Thursday, September 26, 2013

Manshiet Nasser

By Mazen Aziz
Egypt is one of the most modern countries in the Middle East and Africa.  Cairo is the capital city of Egypt, which has some of the finest hospitals, shops, restaurants and all the trappings of modern life in the area. However, Egypt has a lot of hidden secrets that no one talk about either from officials or tourists because it’s never shown to them. Egypt and particularly Cairo got so many mega slum areas that are actually ranked in the top 10 most populated areas in the world. Manshiet Nasser or the “Rubbish City” is one of the top mega slum areas in Cairo with about 600,000 to 1 million people.

Cairo has a population of 16 to 20 million people living in it. A survey shows that 200 US dollars is the average income a month but found that 68% of those canvassed made less than 143 dollars. Moreover, the extremely poor make less than 20 dollar a month. In Manshiet Nasser, 50 dollars a month is the average and many wage rates much lower with gradations of poverty. Egyptians call Manshiet Nasser the Garbage City since the Coptic Christians who works as garbage men (the Zabbaleen) in Mokattam area collect the majority of garbage all over Cairo and bring it back beside their homes. The Zabbaleen children and mothers will then try to go through the garbage all day and find pieces they can resell. Those people consider lucky, as they are able to make some sort of subsistence living. However, by the years, with all that amount of garbage beside the houses got spread all over the area and became uncontrollable. 

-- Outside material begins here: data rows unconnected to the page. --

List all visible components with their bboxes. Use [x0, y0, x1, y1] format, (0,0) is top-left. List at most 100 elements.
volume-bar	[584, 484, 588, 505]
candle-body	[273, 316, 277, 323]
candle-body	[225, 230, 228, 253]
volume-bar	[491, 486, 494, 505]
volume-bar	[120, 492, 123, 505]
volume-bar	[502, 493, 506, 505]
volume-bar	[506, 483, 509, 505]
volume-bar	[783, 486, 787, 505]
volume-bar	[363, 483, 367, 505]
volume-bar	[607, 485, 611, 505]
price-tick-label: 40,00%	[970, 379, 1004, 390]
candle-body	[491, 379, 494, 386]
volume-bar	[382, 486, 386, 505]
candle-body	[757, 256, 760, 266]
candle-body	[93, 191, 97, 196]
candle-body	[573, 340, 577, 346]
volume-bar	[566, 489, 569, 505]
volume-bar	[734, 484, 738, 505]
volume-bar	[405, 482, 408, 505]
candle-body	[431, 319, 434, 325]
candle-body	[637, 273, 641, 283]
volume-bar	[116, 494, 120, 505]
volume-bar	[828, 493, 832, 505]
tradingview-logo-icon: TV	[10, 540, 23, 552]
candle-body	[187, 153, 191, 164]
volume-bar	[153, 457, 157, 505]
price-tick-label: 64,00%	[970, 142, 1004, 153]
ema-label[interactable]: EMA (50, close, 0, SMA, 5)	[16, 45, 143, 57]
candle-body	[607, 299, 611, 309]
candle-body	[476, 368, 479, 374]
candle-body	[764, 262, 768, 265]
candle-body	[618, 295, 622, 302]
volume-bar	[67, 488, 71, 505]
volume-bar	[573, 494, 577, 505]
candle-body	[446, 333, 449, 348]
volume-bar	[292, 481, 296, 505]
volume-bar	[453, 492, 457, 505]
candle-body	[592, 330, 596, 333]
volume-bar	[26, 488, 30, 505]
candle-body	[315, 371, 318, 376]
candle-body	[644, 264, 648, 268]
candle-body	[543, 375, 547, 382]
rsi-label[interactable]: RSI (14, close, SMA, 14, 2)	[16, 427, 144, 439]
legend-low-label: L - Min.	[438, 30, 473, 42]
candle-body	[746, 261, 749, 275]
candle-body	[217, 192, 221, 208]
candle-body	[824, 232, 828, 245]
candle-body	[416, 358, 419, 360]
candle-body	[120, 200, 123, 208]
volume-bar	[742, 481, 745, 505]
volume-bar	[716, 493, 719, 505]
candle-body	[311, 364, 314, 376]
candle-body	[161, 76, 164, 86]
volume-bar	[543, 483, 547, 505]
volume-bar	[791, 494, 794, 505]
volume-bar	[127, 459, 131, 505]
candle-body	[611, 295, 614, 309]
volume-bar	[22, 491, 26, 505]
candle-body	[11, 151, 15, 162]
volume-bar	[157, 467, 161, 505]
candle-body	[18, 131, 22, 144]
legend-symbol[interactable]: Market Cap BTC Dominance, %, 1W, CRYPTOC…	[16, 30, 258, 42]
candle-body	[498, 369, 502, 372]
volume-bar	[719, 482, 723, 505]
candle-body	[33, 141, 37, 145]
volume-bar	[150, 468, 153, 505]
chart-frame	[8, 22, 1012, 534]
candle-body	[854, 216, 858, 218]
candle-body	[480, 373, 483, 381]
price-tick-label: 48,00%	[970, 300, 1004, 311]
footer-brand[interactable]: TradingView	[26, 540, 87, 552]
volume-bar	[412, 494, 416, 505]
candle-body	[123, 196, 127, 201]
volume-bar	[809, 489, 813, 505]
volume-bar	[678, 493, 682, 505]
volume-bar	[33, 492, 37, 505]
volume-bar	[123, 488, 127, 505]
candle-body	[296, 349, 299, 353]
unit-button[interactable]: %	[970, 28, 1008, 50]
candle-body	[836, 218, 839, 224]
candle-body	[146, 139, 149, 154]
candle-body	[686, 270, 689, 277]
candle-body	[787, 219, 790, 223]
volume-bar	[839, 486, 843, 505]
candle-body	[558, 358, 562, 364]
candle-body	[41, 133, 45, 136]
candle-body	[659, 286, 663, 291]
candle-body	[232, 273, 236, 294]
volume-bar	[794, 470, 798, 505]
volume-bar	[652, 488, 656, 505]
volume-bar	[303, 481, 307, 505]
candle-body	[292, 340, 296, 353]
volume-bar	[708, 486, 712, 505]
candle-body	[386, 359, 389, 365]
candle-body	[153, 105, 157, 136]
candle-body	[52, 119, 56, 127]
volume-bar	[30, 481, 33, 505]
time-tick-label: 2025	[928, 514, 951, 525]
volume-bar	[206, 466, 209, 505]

             Ezbet Bekhit is another typical neighborhood in Manshiet Nasser. The average income is 50 dollars and the average gross floor space per person is 6.2 square meters. You will be lucky to have a cook stove or a bed, although few do. There is little light or electricity and even less drinkable water. Moreover, officials said the attitude to the slums is summed up by a response to some in a better area complaining about no drinking water. "Hussein Fadl, vice chairman of the municipal water department in Cairo’s Giza district, says such an expansion is planned, but delivery of the treated water will remain a problem. As a stopgap measure for Saft al-Laban, the neighborhood will be temporarily connected to adjacent districts by sets of new pipes by November." “You won’t hear them crying after that,” said Fadl. “These neighborhoods grew up by themselves, like cancer cells, and we are trying to keep up.”
            Aribar we Noz, which means “4 ½” is a darker and more poverty-stricken area in Manshiet Nasser. Its called Aribar we Noz as a reference to its size of the inner slum of slums in Manshiet Nasser. Aribar we Noz is where the Sudanese ended up after escaping the Darfur genocide. The Egyptian government couldn’t stop them from coming in but they do stop any services reaching them but also putting them in a 4 ½ square kilometer space. Egyptian tour guide Carlos said, “The Zabaleen are very poor. Many here are in poverty but they are able to at least maintain their poverty with their jobs. The poorest of the poor are the Sudanese refugees. Most of them have nothing. Actually, I have a friend who works with them.”